An instance has a security assessment, which can change in response to discovery of vulnerabilities in the
infrastructure (i.e. without anything changing about the host or enclave itself). As we can see this enclave isn't
actually considered secure yet because we're running in simulation mode still. An enclave can be
INSECURE. A assessment of
STALE means there is a software/firmware/microcode update available for the platform
that improves security in some way. The client may wish to observe when this starts being reported and define a
time span in which the remote enclave operator must upgrade.

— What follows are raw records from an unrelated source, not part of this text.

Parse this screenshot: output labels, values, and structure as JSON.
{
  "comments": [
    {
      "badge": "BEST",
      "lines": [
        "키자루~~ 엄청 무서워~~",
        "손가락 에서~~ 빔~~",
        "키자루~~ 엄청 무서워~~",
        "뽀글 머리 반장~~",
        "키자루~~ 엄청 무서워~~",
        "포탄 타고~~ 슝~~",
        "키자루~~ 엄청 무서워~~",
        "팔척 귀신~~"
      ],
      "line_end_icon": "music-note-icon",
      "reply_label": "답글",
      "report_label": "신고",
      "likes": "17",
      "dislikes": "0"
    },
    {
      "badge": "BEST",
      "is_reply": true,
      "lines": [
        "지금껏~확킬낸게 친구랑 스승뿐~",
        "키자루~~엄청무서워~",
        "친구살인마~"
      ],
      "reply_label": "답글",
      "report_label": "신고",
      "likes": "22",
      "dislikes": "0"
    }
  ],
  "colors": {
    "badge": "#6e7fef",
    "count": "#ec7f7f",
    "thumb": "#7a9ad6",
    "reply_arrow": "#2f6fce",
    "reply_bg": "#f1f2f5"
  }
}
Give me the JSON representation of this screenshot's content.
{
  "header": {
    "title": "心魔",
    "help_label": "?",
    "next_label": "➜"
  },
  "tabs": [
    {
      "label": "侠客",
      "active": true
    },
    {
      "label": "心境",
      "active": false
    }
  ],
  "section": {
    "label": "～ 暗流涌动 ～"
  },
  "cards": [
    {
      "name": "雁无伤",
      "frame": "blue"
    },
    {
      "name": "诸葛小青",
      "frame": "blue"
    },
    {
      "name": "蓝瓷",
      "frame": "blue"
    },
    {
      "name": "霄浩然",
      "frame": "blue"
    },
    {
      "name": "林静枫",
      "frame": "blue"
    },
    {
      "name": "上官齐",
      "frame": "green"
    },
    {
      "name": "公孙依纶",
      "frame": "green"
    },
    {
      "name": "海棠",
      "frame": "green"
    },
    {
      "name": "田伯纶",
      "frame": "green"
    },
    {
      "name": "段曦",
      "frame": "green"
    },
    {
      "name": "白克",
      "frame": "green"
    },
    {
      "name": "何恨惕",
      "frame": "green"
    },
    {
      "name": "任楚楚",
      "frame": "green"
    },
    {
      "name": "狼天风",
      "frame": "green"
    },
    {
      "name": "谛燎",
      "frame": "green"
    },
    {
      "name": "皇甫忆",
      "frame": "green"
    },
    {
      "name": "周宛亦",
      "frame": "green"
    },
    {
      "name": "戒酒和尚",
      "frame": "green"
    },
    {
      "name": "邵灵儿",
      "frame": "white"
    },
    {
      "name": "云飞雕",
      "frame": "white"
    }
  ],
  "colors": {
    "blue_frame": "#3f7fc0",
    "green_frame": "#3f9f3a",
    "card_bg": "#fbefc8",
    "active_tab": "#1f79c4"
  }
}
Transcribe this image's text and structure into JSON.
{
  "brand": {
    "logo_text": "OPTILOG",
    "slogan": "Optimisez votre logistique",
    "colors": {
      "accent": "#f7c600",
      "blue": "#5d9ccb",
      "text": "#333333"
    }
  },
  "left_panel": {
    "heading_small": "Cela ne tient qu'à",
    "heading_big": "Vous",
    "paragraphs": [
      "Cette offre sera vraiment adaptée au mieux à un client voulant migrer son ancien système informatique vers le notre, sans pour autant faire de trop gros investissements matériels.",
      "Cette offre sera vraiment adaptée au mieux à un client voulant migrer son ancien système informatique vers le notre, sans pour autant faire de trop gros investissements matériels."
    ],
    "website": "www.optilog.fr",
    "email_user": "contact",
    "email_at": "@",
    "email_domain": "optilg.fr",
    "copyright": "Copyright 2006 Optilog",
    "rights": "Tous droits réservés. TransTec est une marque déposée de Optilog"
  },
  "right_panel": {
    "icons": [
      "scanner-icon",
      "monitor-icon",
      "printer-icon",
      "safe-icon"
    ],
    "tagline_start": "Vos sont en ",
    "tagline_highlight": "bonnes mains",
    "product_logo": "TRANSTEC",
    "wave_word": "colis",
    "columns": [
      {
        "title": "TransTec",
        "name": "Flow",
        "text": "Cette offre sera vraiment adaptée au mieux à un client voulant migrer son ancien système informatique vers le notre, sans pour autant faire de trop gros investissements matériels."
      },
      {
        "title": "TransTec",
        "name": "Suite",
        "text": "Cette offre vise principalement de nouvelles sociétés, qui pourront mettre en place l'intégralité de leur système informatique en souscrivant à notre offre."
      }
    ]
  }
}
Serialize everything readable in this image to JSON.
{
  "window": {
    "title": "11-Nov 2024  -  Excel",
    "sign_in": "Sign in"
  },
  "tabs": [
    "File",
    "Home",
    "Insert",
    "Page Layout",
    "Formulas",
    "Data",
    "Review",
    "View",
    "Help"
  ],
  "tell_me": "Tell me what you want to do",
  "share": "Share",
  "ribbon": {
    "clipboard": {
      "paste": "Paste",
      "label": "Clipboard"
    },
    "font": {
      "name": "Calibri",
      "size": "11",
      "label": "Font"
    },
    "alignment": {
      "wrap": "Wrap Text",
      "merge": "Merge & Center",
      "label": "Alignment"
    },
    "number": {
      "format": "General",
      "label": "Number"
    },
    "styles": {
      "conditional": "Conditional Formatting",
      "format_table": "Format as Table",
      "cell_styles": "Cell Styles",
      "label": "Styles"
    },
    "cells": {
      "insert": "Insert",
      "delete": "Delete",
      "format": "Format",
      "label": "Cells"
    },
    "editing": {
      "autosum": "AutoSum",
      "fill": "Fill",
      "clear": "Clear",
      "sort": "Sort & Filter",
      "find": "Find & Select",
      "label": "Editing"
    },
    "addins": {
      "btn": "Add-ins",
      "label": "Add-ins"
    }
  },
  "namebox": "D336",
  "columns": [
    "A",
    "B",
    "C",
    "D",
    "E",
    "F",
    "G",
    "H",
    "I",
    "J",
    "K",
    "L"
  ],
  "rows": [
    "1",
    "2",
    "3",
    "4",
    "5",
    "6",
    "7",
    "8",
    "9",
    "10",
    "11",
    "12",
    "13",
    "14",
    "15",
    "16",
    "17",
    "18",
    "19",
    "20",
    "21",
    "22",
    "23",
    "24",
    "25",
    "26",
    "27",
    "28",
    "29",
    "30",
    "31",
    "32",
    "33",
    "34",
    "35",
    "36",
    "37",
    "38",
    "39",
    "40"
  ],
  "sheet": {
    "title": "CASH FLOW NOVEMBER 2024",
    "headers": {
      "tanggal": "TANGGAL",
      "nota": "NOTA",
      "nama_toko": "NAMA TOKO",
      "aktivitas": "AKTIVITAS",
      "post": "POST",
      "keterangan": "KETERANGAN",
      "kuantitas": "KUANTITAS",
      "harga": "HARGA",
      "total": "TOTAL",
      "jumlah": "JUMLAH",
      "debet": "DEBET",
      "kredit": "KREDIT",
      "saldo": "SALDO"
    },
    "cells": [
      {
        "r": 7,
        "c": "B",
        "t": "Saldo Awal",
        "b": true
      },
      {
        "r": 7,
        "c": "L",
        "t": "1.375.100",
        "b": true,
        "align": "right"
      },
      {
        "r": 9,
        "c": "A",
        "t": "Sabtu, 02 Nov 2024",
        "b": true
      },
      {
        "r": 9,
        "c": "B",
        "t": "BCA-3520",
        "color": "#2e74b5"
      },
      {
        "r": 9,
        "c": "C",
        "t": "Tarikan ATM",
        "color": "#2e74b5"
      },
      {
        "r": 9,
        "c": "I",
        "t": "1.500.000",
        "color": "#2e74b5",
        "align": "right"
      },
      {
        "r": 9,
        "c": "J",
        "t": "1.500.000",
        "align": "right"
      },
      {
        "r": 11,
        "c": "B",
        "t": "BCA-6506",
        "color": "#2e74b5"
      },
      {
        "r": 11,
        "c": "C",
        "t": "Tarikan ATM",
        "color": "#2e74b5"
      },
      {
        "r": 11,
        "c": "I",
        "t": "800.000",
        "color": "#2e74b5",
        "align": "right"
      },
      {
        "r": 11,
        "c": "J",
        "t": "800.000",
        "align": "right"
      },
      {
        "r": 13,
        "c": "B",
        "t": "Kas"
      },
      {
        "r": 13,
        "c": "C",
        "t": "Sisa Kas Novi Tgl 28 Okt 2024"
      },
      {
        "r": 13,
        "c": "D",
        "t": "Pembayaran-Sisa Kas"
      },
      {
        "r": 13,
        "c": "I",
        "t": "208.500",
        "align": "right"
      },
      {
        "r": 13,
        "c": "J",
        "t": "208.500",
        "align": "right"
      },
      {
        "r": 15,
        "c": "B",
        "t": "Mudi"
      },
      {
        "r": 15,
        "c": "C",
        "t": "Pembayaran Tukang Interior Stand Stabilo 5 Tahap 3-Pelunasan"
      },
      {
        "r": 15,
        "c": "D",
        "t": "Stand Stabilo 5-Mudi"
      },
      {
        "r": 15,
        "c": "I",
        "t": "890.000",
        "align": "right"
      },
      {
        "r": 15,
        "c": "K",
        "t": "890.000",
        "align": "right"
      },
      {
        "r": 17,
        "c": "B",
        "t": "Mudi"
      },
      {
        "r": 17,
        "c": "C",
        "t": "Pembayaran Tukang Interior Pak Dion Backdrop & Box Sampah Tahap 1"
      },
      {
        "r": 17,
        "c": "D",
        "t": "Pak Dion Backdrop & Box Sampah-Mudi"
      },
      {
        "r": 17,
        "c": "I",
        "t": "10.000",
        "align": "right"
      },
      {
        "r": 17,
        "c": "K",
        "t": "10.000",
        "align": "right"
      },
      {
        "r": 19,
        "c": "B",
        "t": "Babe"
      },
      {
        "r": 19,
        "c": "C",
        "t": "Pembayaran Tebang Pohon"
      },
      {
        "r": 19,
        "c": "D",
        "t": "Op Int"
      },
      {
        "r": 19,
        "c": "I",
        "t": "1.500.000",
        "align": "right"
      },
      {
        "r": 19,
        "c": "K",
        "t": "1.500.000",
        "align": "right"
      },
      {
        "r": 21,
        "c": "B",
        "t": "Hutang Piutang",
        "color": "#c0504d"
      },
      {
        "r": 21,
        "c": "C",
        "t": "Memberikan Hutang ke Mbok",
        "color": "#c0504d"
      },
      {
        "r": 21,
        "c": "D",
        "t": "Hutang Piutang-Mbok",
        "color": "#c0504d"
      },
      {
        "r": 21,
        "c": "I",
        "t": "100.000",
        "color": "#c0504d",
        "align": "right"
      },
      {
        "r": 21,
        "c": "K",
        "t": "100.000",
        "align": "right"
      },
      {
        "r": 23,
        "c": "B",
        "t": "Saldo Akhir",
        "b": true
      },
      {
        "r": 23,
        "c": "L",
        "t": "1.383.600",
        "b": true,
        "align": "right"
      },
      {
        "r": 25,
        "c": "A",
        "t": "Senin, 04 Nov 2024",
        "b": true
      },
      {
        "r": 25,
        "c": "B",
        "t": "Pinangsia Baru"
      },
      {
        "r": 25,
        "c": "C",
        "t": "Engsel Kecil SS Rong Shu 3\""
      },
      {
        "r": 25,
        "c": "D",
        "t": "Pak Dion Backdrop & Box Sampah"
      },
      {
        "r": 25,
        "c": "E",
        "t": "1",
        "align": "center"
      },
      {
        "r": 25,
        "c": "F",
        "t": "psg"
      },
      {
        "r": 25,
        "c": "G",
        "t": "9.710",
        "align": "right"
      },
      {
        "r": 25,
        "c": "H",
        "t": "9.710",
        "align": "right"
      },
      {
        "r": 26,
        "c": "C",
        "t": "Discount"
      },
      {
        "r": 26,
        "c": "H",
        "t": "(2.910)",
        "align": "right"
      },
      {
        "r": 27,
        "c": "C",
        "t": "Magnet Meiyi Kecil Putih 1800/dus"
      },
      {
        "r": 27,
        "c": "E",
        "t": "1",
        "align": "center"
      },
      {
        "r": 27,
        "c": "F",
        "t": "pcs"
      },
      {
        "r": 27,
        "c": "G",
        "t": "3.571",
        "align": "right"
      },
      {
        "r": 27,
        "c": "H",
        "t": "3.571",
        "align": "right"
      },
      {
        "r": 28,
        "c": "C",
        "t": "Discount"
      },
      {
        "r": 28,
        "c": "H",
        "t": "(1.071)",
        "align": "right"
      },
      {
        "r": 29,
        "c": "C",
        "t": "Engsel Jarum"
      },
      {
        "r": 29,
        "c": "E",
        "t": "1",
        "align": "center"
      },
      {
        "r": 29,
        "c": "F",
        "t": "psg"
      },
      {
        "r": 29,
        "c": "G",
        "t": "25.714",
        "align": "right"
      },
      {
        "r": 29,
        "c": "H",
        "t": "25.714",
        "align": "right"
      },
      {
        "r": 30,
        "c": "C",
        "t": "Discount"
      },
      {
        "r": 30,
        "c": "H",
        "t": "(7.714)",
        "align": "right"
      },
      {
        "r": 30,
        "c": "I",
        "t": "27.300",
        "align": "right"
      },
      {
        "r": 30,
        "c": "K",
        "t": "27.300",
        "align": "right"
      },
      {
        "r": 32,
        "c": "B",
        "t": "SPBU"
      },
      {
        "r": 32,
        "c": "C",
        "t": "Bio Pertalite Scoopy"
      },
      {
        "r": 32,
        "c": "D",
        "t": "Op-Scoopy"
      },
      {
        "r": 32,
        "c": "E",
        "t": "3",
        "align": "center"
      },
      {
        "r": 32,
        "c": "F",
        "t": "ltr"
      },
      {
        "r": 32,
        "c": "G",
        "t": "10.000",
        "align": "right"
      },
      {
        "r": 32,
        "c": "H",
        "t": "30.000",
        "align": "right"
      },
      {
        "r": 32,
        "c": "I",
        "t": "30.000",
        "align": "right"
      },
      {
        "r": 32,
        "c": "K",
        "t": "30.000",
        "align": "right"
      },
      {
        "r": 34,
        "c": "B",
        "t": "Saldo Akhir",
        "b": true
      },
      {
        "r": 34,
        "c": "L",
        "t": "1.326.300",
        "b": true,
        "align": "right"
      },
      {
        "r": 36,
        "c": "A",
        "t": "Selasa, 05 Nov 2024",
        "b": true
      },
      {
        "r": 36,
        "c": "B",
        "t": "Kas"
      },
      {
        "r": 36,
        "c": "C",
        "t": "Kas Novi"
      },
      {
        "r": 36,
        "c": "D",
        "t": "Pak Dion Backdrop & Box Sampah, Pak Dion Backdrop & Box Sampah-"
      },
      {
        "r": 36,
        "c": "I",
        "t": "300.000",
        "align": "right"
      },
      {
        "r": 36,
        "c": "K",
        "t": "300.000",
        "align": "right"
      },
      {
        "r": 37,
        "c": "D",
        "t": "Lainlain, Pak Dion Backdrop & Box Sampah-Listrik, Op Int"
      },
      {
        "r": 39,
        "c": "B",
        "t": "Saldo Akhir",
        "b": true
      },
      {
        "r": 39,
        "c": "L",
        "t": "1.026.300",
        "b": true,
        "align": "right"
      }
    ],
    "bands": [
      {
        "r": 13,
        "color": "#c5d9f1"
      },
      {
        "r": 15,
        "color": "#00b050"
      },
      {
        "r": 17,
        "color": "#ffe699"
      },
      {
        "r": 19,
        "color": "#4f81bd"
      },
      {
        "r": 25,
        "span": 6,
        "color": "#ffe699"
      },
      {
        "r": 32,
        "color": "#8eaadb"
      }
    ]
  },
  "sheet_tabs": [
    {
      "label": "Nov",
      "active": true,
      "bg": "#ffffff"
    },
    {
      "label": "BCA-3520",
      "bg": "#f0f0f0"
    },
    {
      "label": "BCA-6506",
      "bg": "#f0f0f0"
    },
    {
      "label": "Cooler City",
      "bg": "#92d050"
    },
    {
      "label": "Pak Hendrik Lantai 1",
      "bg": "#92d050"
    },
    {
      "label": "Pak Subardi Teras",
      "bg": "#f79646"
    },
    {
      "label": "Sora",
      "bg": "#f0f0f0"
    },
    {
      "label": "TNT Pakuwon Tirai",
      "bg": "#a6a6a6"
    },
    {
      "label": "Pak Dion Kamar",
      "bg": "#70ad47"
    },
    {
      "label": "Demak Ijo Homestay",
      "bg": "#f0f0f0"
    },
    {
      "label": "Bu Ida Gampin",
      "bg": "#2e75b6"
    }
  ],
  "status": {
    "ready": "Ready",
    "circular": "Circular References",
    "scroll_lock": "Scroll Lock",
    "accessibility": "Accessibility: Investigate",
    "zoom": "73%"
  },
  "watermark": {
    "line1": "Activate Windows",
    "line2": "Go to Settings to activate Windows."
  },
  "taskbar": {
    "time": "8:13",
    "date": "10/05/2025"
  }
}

Now get the serialized bytes to a client via whatever network mechanism you want. The bytes are essentially a large,
complex digital signature, so it's safe to publish them publicly. An attestation doesn't inherently expire but because
the SGX ecosystem is always moving, client code will typically have some frequency with which it expects the host code
to refresh the
EnclaveInstanceInfo. At present this is done by stopping/closing and then restarting the enclave.
Get a SPID¶
To use SGX remote attestation for real we need to do some additional work. Remember how we wrote
enclave.start(null, null, null); above? The first two parameters are API keys required to use the Intel attestation
servers. The first is called a "Service Provider ID" or SPID, and the second is called the "attestation key".
You can sign-up easily and for free. Learn more about IAS.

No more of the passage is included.